AI Analysis
The package shows low individual risks in terms of network, shell execution, obfuscation, and credential harvesting. However, the metadata risk score is elevated due to the maintainer's new or inactive account and lack of proper author information, suggesting potential suspicion.
- Metadata risk due to new/inactive maintainer account
- Lack of proper maintainer author information
Per-check LLM notes
- Network: No network calls detected, which is normal for a labeling tool unless it requires external resources.
- Shell: No shell execution detected, reducing the risk of malicious activity.
- Obfuscation: No obfuscation patterns detected, indicating low risk of malicious obfuscation.
- Credentials: No credential harvesting patterns detected, indicating low risk of malicious credential theft.

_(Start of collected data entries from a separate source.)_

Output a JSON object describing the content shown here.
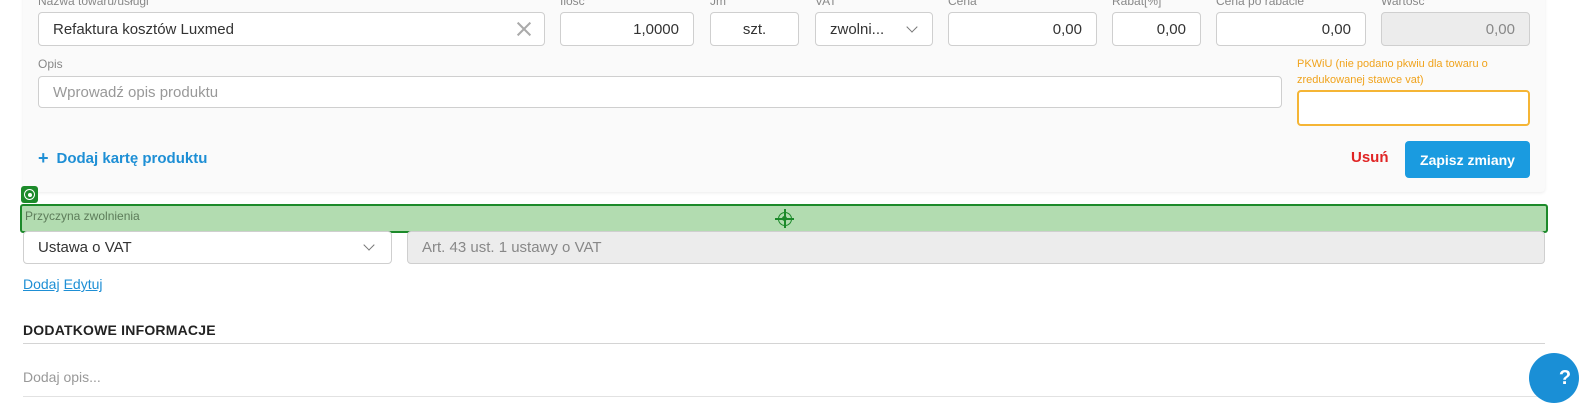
{
  "item": {
    "name_label": "Nazwa towaru/usługi",
    "name_value": "Refaktura kosztów Luxmed",
    "qty_label": "Ilość",
    "qty_value": "1,0000",
    "unit_label": "Jm",
    "unit_value": "szt.",
    "vat_label": "VAT",
    "vat_value": "zwolni...",
    "price_label": "Cena",
    "price_value": "0,00",
    "discount_label": "Rabat[%]",
    "discount_value": "0,00",
    "net_price_label": "Cena po rabacie",
    "net_price_value": "0,00",
    "total_label": "Wartość",
    "total_value": "0,00",
    "desc_label": "Opis",
    "desc_placeholder": "Wprowadź opis produktu",
    "pkwiu_label": "PKWiU (nie podano pkwiu dla towaru o zredukowanej stawce vat)",
    "pkwiu_value": "",
    "add_card_label": "Dodaj kartę produktu",
    "remove_label": "Usuń",
    "save_label": "Zapisz zmiany"
  },
  "exemption": {
    "label": "Przyczyna zwolnienia",
    "basis_value": "Ustawa o VAT",
    "article_value": "Art. 43 ust. 1 ustawy o VAT",
    "add_link": "Dodaj",
    "edit_link": "Edytuj"
  },
  "additional": {
    "title": "DODATKOWE INFORMACJE",
    "desc_placeholder": "Dodaj opis..."
  },
  "help": {
    "label": "?"
  },
  "colors": {
    "accent": "#1a9be0",
    "danger": "#e02424",
    "warning": "#f0a31c",
    "highlight_fill": "#b2dcb0",
    "highlight_border": "#1c8a2a"
  }
}
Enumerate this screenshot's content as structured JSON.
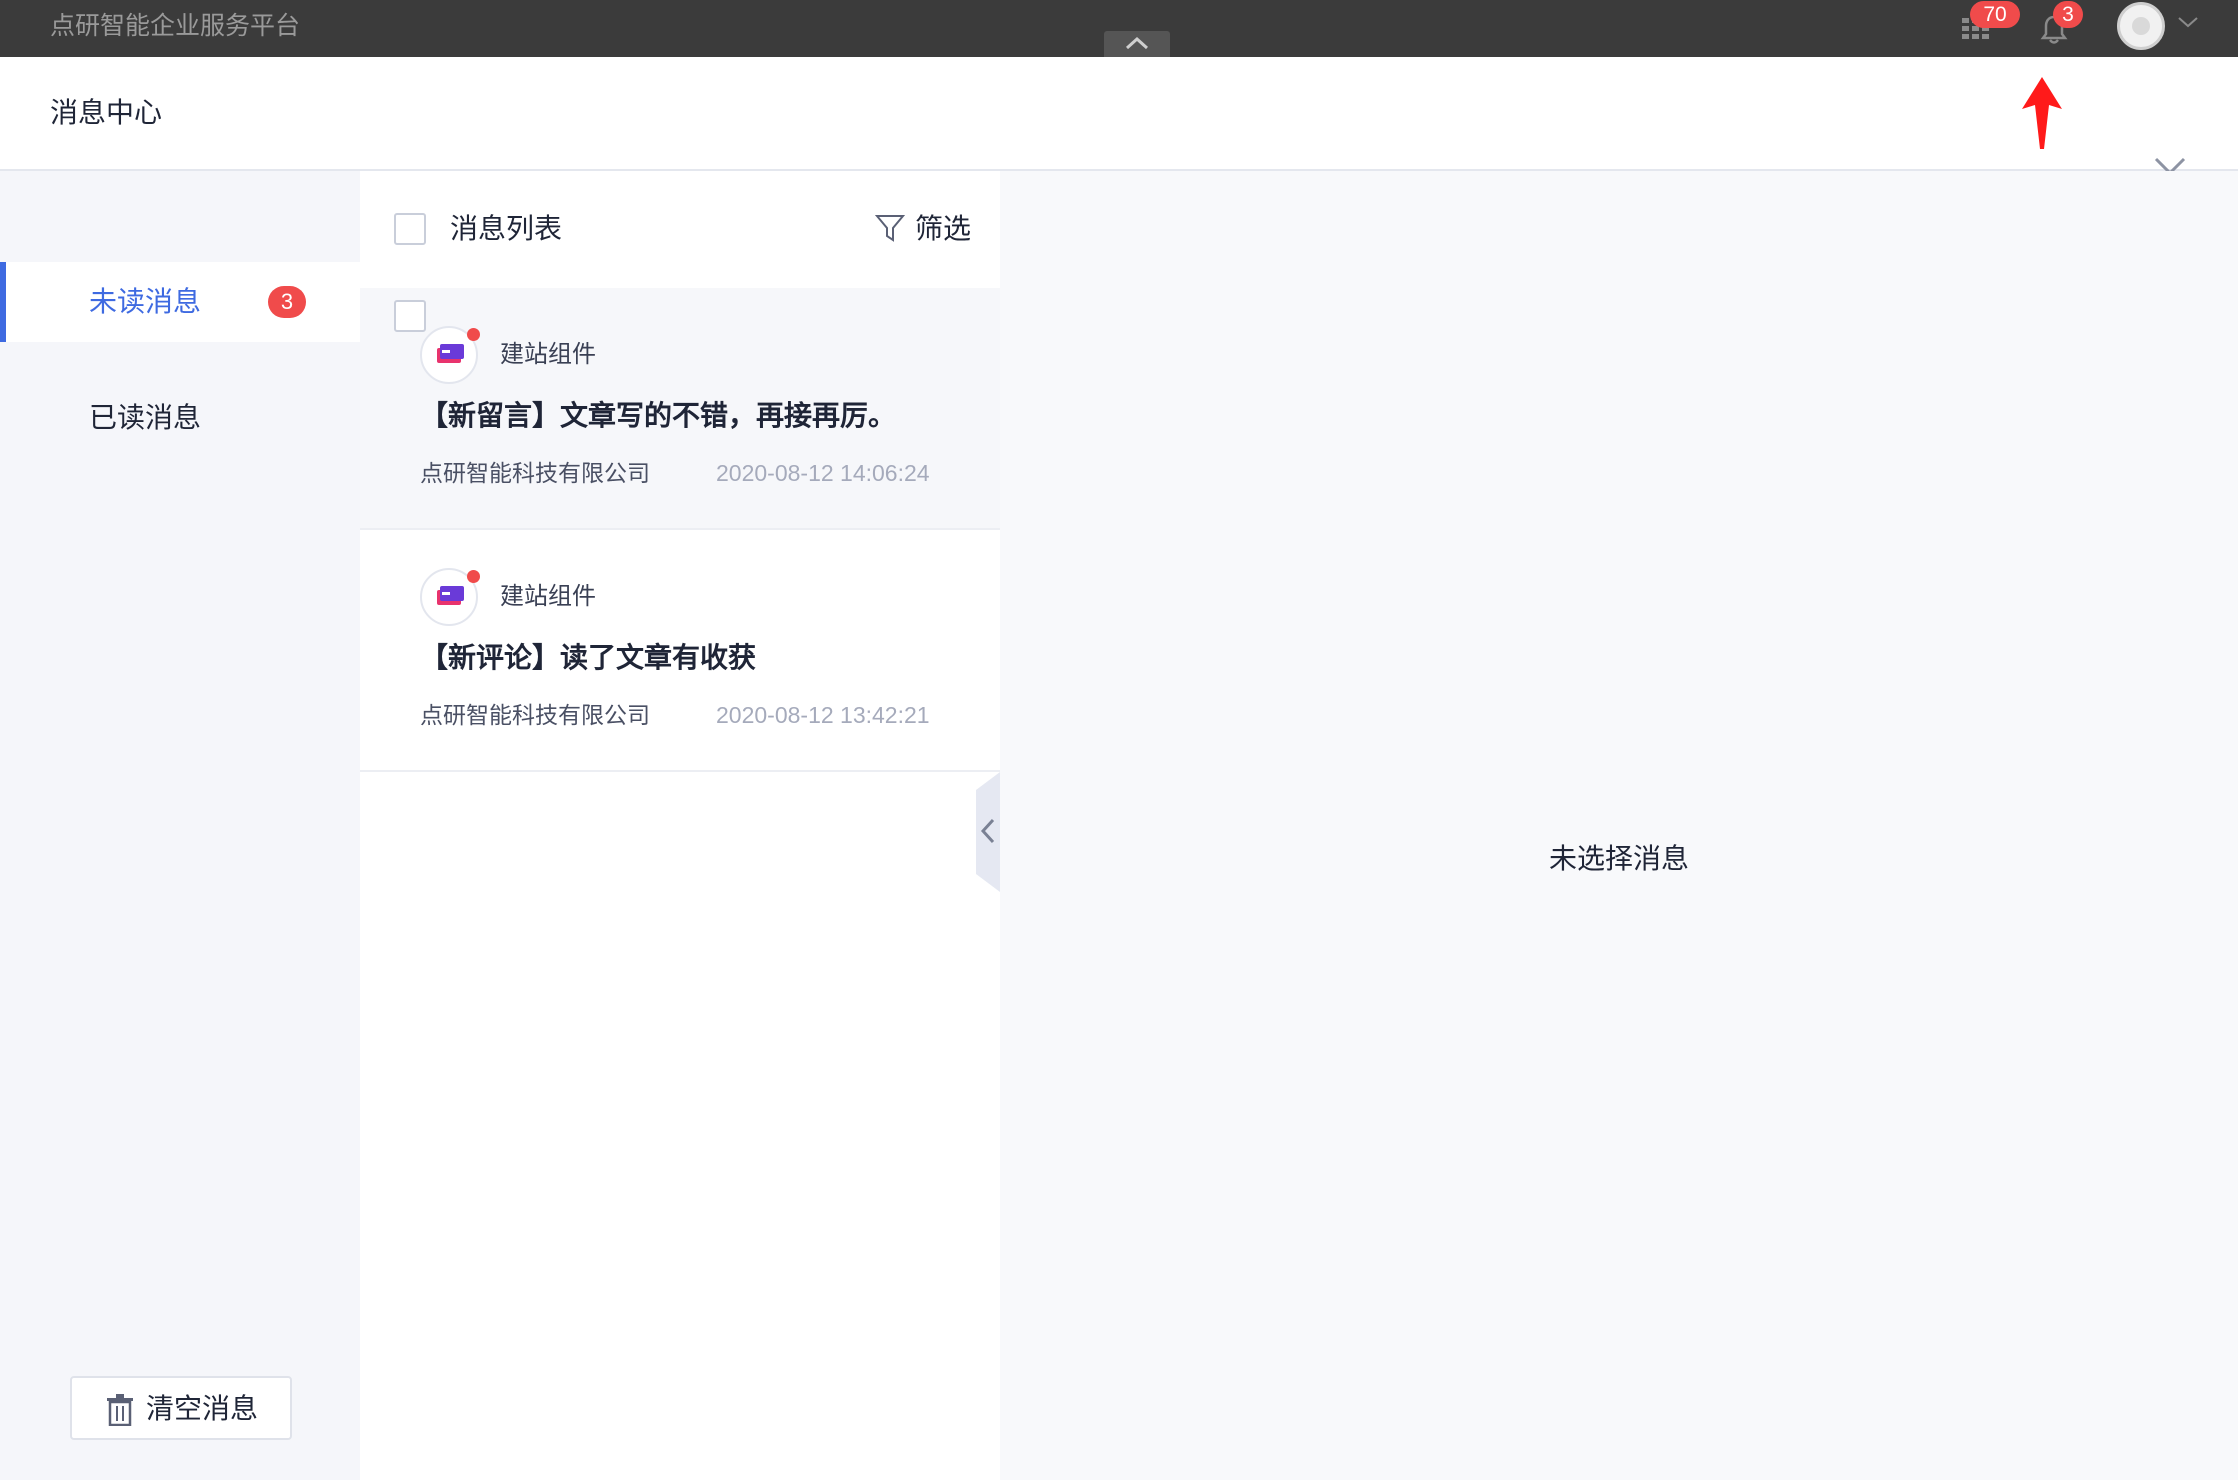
{
  "topbar": {
    "brand": "点研智能企业服务平台",
    "apps_badge": "70",
    "bell_badge": "3",
    "icons": {
      "collapse": "chevron-up-icon",
      "apps": "grid-icon",
      "bell": "bell-icon",
      "avatar": "avatar",
      "caret": "chevron-down-icon"
    }
  },
  "header": {
    "title": "消息中心",
    "close_icon": "close-icon",
    "annotation_color": "#ff1a1a"
  },
  "sidebar": {
    "items": [
      {
        "label": "未读消息",
        "count": "3",
        "active": true
      },
      {
        "label": "已读消息",
        "active": false
      }
    ],
    "clear_label": "清空消息",
    "accent_color": "#3e6ae1"
  },
  "list": {
    "title": "消息列表",
    "filter_label": "筛选",
    "messages": [
      {
        "source": "建站组件",
        "title": "【新留言】文章写的不错，再接再厉。",
        "company": "点研智能科技有限公司",
        "time": "2020-08-12 14:06:24",
        "unread": true
      },
      {
        "source": "建站组件",
        "title": "【新评论】读了文章有收获",
        "company": "点研智能科技有限公司",
        "time": "2020-08-12 13:42:21",
        "unread": true
      }
    ]
  },
  "detail": {
    "empty_text": "未选择消息"
  }
}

- Metadata: The maintainer has a new or inactive account and lacks a proper author name, raising some suspicion but not conclusive evidence of malice.
Heuristic Checks
No suspicious network call patterns found
No obfuscation patterns detected
No shell execution patterns detected
No credential harvesting patterns detected
No typosquatting candidates detected
Email domain looks legitimate: univ-artois.fr>
All external links appear legitimate
Repository crillab/PyImageLabeling appears legitimate
2 maintainer concern(s) found
Author name is missing or very shortAuthor "" appears to have only 1 package on PyPI (new or inactive account)
No known vulnerabilities found in OSV database.
AI App Starter Prompt
Your task is to develop a user-friendly desktop application called 'LabelMaster' using Python, which leverages the PyImageLabeling package to streamline the process of creating image masks for machine learning datasets. This application will enable users to easily label images for various purposes such as object detection, segmentation, and more. ### Features: 1. **User Interface**: Develop a clean and intuitive GUI where users can load their images and interactively draw masks on them. Use libraries like PyQt5 or Tkinter for the GUI. 2. **Interactive Labeling**: Allow users to select different tools for labeling (e.g., rectangle, polygon, freehand). Each tool should be capable of generating precise masks according to user input. 3. **Customizable Classes**: Users should be able to define multiple classes and assign colors to each class for easy differentiation in the final mask. 4. **Save and Load Sessions**: Implement functionality to save the current state of labeling including all drawn masks and associated data. Also, allow loading previous sessions to continue work from where it was left off. 5. **Export Masks**: Provide options to export the labeled masks in formats compatible with common machine learning frameworks like TensorFlow or PyTorch. 6. **Help and Documentation**: Include a built-in help section within the application explaining how to use the different features effectively. ### Utilizing PyImageLabeling: - Use PyImageLabeling to handle the underlying processes of creating and managing image masks. This includes initializing the mask creation environment, applying user-drawn shapes as masks, and saving/loading mask data efficiently. - Integrate PyImageLabeling's functionalities into your application's backend to ensure smooth operation and accurate mask generation. - Explore PyImageLabelingβs documentation to understand its capabilities better and utilize them fully in your application. ### Additional Considerations: - Ensure the application is responsive and performs well even with large images. - Make sure the application is cross-platform compatible (Windows, macOS, Linux). - Include error handling to manage unexpected issues gracefully. - Aim to make the application accessible to users of varying technical expertise.